Agar setiap orang mengetahuinya, memerintahkan pengundangan Undang-Undang ini dengan 
penempatannya dalam Lembaran Negara Republik Indonesia. 
Disahkan di Jakarta 
pada tanggal 21 April 2008 
PRESIDEN REPUBLIK INDONESIA, 
DR. H. SUSILO BAMBANG YUDHOYONO 
Diundangkan di Jakarta 
pada tanggal 21 April 2008 
MENTERI HUKUM DAN HAK ASASI MANUSIA 
REPUBLIK INDONESIA, 
ANDI MATTALATA 
LEMBARAN NEGARA REPUBLIK INDONESIA TAHUN 2008 NOMOR 58 
14
PENJELASAN 
ATAS 
UNDANG-UNDANG REPUBLIK INDONESIA 
NOMOR 11 TAHUN 2008 
TENTANG 
INFORMASI DAN TRANSAKSI ELEKTRONIK 
I. UMUM 
Pemanfaatan Teknologi Informasi, media, dan komunikasi telah mengubah baik perilaku masyarakat 
maupun peradaban manusia secara global. 
Perkembangan teknologi informasi dan komunikasi telah pula menyebabkan hubungan dunia menjadi 
tanpa batas (borderless) dan menyebabkan perubahan sosial, ekonomi, dan budaya secara signifikan 
berlangsung demikian cepat.

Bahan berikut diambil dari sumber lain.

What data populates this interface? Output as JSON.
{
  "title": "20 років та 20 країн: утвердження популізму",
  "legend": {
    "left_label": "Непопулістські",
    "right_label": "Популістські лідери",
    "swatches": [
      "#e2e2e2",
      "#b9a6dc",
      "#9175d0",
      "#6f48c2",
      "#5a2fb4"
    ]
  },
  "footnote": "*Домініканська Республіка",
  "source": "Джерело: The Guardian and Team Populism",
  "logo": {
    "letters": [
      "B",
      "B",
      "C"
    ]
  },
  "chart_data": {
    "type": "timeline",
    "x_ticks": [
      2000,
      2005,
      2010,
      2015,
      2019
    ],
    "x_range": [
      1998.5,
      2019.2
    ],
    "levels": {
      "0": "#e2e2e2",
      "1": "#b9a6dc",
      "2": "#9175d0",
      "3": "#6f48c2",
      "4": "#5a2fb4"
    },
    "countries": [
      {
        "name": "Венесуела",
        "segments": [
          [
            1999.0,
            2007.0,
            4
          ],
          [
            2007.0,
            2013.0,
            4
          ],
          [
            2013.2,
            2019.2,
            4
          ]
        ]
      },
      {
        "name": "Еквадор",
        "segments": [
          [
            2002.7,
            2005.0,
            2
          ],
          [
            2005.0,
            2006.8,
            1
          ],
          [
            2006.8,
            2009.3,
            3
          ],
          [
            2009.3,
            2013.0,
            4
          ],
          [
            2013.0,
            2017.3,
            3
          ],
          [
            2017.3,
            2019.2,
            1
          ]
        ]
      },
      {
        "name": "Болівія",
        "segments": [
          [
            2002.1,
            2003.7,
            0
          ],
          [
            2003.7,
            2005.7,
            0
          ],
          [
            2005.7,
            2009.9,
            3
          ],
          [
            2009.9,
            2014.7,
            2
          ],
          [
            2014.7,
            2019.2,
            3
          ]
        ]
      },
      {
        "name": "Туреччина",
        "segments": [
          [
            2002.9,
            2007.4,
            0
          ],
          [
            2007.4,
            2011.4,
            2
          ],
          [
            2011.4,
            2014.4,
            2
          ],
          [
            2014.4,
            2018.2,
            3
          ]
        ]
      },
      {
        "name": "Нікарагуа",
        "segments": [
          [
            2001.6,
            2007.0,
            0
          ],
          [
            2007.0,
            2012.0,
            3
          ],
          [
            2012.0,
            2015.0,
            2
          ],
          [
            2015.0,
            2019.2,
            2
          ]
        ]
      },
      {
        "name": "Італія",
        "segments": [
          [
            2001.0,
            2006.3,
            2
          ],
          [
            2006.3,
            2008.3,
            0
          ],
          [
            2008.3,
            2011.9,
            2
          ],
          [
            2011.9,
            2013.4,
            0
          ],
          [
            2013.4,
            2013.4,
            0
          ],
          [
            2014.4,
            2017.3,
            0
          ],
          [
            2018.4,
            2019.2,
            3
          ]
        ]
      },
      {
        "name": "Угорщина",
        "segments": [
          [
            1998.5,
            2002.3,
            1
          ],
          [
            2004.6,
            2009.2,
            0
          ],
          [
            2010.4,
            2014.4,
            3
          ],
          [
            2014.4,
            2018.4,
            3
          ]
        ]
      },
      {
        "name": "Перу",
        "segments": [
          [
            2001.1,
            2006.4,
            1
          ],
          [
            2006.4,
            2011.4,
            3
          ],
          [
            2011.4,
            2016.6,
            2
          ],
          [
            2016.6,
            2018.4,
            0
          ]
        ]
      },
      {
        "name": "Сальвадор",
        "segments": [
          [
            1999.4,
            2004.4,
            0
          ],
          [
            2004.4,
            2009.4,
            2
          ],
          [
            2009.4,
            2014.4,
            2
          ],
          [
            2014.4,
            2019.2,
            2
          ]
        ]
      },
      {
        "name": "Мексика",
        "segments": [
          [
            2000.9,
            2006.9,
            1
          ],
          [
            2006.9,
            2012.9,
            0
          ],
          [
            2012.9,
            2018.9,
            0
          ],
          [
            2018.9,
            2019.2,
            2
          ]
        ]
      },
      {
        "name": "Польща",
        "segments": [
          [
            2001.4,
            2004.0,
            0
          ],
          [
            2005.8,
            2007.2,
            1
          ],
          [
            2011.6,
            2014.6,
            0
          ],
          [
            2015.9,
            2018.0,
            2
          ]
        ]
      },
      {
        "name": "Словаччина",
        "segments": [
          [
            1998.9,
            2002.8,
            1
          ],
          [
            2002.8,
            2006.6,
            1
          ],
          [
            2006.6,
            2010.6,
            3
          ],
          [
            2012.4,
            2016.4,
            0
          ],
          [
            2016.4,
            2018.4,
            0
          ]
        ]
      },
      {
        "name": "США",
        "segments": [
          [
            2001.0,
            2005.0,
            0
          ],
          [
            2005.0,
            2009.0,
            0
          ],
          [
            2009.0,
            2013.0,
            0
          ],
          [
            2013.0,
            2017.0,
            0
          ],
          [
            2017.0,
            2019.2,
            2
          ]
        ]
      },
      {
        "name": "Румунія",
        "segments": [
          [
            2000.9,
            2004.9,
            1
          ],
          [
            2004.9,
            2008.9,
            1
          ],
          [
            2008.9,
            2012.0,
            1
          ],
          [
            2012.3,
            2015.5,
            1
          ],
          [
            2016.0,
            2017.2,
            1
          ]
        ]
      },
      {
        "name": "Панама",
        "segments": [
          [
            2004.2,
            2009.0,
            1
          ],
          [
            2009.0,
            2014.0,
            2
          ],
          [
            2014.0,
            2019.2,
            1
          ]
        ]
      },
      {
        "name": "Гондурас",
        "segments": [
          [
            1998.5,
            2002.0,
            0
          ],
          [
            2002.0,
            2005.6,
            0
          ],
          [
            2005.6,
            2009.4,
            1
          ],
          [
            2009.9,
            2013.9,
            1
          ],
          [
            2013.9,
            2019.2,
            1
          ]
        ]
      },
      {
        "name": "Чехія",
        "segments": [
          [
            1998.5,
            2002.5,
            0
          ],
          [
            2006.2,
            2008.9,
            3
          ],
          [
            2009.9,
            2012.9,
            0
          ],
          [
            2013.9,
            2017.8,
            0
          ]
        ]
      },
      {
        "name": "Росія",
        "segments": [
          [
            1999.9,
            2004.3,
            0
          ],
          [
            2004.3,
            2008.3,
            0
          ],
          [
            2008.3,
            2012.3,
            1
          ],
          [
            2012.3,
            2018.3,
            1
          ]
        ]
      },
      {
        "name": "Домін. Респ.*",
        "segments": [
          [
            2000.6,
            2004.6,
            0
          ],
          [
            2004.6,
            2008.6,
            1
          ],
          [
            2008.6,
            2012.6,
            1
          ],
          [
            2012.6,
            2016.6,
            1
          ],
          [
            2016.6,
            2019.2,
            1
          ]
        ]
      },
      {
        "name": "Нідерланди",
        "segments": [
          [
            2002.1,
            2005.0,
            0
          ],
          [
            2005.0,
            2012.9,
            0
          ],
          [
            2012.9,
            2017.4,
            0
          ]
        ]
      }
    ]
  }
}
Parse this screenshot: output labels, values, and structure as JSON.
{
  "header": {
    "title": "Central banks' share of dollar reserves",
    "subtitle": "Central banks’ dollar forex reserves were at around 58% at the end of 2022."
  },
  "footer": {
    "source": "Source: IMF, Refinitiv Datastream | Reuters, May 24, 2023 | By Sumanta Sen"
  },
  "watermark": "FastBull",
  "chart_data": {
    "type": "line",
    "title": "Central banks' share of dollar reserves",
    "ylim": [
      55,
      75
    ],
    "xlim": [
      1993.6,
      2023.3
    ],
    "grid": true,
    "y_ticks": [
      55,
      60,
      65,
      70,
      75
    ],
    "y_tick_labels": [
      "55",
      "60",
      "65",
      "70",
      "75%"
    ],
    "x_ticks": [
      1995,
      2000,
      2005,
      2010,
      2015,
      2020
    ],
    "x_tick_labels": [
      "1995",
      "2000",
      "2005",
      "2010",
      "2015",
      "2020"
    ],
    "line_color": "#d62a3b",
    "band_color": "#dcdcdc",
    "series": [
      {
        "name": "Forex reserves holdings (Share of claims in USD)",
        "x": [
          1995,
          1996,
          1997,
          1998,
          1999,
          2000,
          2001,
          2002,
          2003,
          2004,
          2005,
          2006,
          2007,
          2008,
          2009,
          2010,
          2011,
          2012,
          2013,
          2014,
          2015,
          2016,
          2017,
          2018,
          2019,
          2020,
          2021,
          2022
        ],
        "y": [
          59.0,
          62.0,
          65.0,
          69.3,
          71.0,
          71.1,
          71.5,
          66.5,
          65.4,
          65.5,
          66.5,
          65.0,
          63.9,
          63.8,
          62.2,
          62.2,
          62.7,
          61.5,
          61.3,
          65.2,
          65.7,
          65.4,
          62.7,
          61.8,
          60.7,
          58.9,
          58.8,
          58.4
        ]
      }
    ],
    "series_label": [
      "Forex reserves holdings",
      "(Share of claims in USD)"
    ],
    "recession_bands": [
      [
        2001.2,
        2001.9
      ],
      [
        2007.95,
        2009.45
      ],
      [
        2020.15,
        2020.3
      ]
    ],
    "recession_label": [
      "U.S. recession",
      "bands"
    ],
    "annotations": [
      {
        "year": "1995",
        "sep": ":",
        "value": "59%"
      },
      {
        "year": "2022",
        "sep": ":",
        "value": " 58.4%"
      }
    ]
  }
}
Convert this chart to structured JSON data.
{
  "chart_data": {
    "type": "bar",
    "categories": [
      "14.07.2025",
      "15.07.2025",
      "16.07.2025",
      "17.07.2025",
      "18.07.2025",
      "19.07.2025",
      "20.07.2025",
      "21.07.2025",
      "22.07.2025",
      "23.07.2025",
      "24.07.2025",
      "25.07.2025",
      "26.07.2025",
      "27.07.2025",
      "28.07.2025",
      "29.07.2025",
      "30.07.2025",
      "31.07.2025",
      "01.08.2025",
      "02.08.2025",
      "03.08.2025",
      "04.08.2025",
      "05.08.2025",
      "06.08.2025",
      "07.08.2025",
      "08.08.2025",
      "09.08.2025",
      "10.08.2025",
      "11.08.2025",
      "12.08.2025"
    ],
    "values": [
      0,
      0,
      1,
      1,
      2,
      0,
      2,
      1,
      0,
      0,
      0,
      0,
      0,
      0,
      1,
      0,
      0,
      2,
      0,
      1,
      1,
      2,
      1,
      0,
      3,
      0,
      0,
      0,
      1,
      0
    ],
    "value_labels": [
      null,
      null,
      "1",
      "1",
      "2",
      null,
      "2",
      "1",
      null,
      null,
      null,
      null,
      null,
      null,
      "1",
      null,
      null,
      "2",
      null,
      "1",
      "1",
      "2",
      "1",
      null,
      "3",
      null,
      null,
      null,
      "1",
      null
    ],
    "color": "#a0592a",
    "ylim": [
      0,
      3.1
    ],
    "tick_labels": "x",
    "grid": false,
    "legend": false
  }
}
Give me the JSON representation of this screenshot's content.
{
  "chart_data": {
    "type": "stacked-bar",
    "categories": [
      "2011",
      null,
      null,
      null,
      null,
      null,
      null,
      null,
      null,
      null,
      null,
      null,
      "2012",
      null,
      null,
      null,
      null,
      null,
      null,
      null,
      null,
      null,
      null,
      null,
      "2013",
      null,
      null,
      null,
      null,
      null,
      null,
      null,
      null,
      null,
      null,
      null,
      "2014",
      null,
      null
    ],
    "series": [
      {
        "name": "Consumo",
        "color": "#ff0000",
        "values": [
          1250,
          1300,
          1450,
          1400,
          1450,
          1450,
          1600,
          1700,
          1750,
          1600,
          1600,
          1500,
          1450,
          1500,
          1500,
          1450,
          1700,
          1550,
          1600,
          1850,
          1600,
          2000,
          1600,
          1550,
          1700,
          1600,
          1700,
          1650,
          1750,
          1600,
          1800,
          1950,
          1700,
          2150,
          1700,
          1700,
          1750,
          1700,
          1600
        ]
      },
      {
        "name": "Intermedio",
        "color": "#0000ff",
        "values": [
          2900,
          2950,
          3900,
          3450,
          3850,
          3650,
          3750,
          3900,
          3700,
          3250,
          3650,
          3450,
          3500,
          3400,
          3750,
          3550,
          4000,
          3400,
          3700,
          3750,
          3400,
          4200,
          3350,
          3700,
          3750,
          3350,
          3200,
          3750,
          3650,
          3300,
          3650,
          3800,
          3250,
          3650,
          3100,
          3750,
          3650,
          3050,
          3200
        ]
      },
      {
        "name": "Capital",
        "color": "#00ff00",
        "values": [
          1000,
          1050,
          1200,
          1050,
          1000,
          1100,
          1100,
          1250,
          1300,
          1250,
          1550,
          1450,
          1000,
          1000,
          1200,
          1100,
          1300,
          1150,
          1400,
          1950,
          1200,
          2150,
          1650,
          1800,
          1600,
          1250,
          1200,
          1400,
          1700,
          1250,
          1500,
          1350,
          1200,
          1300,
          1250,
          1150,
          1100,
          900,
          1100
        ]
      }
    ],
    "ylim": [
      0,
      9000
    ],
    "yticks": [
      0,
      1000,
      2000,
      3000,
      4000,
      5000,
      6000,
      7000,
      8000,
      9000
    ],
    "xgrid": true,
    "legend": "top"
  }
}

Teknologi Informasi saat ini menjadi pedang bermata dua karena selain 
memberikan kontribusi bagi peningkatan kesejahteraan, kemajuan, dan peradaban manusia, sekaligus 
menjadi sarana efektif perbuatan melawan hukum. 
Saat ini telah lahir suatu rezim hukum baru yang dikenal dengan hukum siber atau hukum telematika. 
Hukum siber atau cyber law, secara internasional digunakan untuk istilah hukum yang terkait dengan 
pemanfaatan teknologi informasi dan komunikasi. Demikian pula, hukum telematika yang merupakan 
perwujudan dari konvergensi hukum telekomunikasi, hukum media, dan hukum informatika. Istilah lain 
yang juga digunakan adalah hukum teknologi informasi (law of information technology), hukum dunia 
maya (virtual world law), dan hukum mayantara. 
Istilah-istilah tersebut lahir mengingat kegiatan yang dilakukan melalui jaringan sistem komputer dan 
sistem komunikasi baik dalam lingkup lokal maupun global (Internet) dengan memanfaatkan teknologi 
informasi berbasis sistem komputer yang merupakan sistem elektronik yang dapat dilihat secara 
virtual. Permasalahan hukum yang seringkali dihadapi adalah ketika terkait dengan penyampaian 
informasi, komunikasi, dan/atau transaksi secara elektronik, khususnya dalam hal pembuktian dan hal 
yang terkait dengan perbuatan hukum yang dilaksanakan melalui sistem elektronik. 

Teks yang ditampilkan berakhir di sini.